Friday, December 14, 2012

Selling Zappa



            As anyone who has read my little blog over the past few years knows, I have a real interest in alternate methods of music distribution.  I also have a professional interest in crowd-sourced funding, since many clients of mine have experimented with it to various degrees.  Finally, I am a huge fan of Frank Zappa, for many different reasons.

            So, I was fascinated with the recent announcement from Frank’s widow, Gail Zappa of a new distribution concept intended to raise approximately $1,000,000.00 needed to complete a video release of Frank’s 1973 concerts at the Roxy Theater in Los Angeles.  Apparently these shows were professionally filmed as well as recorded (Zappa fans know the original album “Roxy and Elsewhere”).

            Gail has asked “1,000 highly motivated sensitive and discerning individuals” to become distributors of the audio soundtrack of the concert.  According to Gail’s press release those individuals who contribute $1,000.00 to the Zappa Family Trust have the right to distribute the recording of the concert however they see fit, except that these so‑called distributors have to pay the trust mechanical royalties and report their sales to them.

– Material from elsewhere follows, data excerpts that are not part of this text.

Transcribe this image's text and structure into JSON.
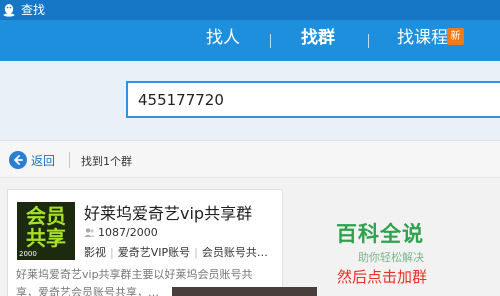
{
  "window": {
    "title": "查找"
  },
  "nav": {
    "tabs": [
      {
        "label": "找人",
        "active": false
      },
      {
        "label": "找群",
        "active": true
      },
      {
        "label": "找课程",
        "active": false,
        "badge": "新"
      }
    ]
  },
  "search": {
    "value": "455177720"
  },
  "results_bar": {
    "back_label": "返回",
    "count_text": "找到1个群"
  },
  "group_card": {
    "avatar_text_line1": "会员",
    "avatar_text_line2": "共享",
    "avatar_year": "2000",
    "name": "好莱坞爱奇艺vip共享群",
    "members": "1087/2000",
    "tags": [
      "影视",
      "爱奇艺VIP账号",
      "会员账号共…"
    ],
    "description_line1": "好莱坞爱奇艺vip共享群主要以好莱坞会员账号共",
    "description_line2": "享，爱奇艺会员账号共享，…"
  },
  "watermark": {
    "title": "百科全说",
    "subtitle": "助你轻松解决"
  },
  "annotation": {
    "text": "然后点击加群"
  },
  "colors": {
    "titlebar": "#1677c6",
    "navbar": "#1e8fdd",
    "search_bg": "#e9f0f7",
    "accent_blue": "#3590e0",
    "badge_orange": "#f07a1a",
    "watermark_green": "#2ea24e",
    "annotation_red": "#e53126"
  },
  "icons": [
    "qq-penguin-icon",
    "back-arrow-icon",
    "members-icon"
  ]
}
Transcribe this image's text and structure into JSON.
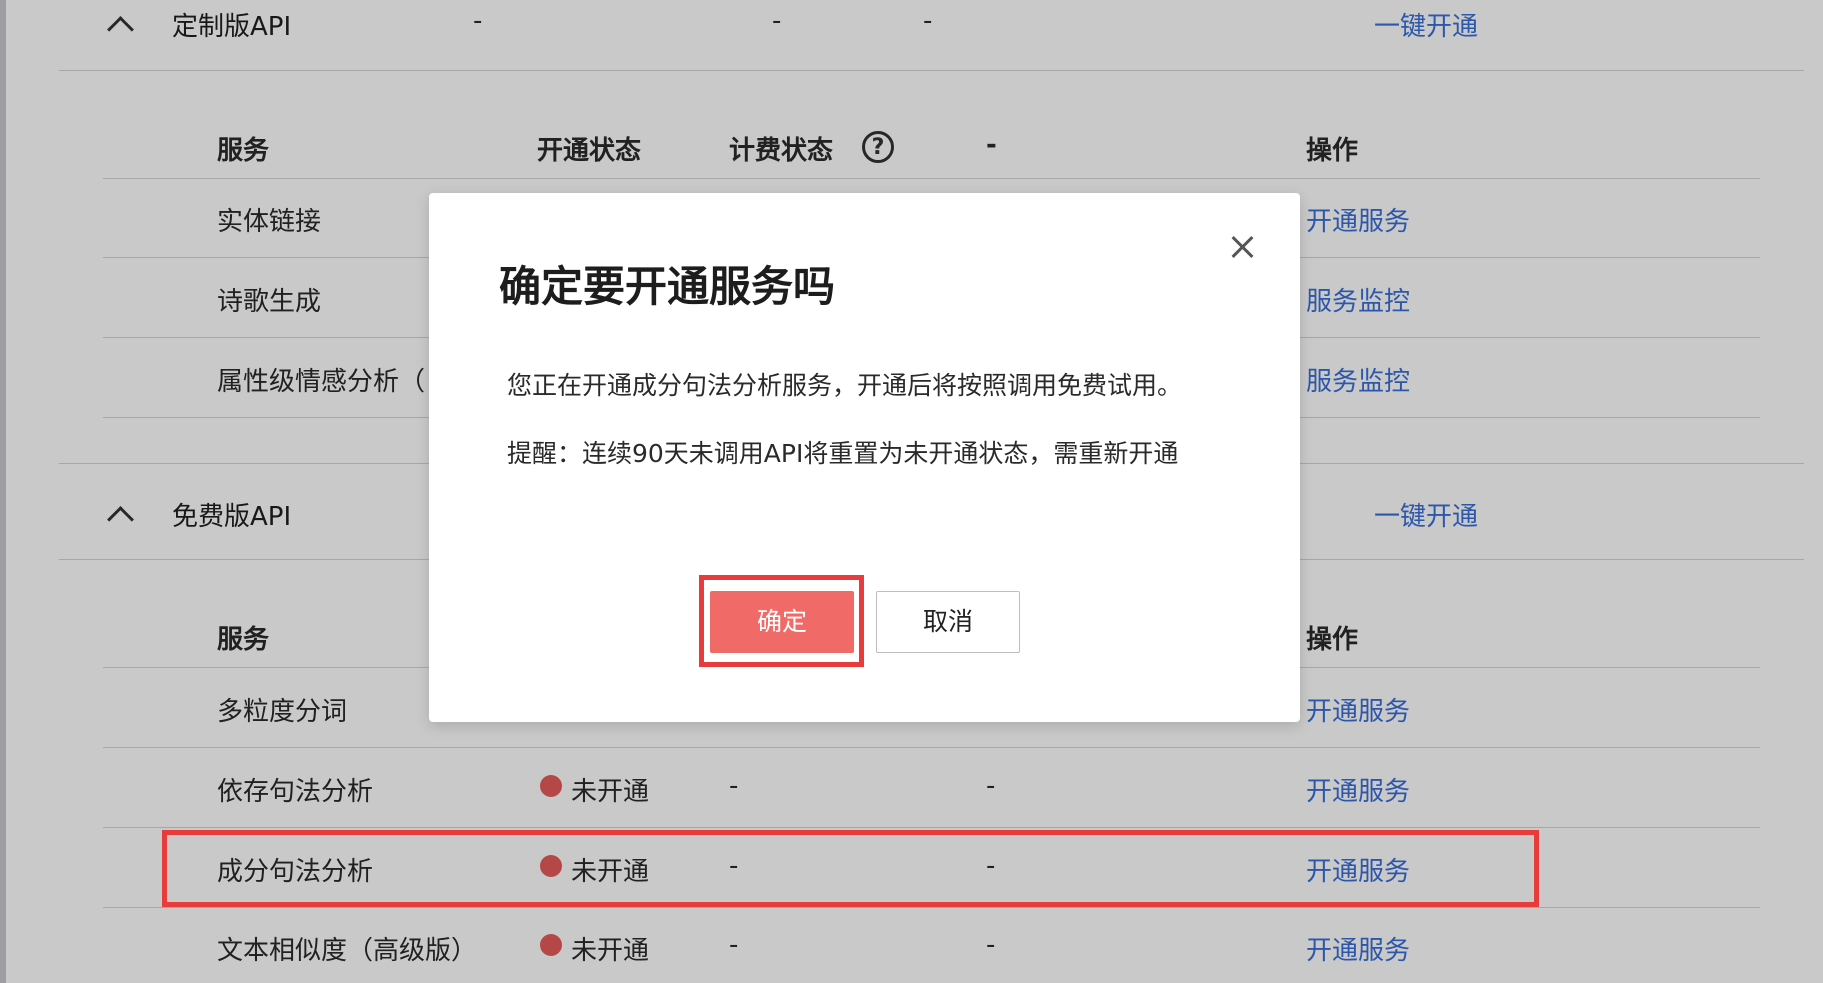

            This concept is interesting but fatally flawed.  In this environment of internet piracy free‑for‑all (probably imagined by Frank at some point) there is no way that the patrons of this cause are going to make any actual money selling the recordings and if they do, the average fan is going to be ill-equipped to know how to go about reporting and paying mechanical royalties.  Hell, it’s difficult enough to get record companies to do this. What happens if they don’t pay? Does the Zappa trust sue them?

            I may be wrong, there may be 1,000 Zappa fans worldwide who will pay $1,000.00 for the privilege of being an exclusive Zappa distributor and if so this is the apex of the crowd funded money raising model but I don’t think that will be the case.

            Still kudos to Gail Zappa for trying something new.  It’s nice to see that Frank’s legacy as an iconoclast lives on.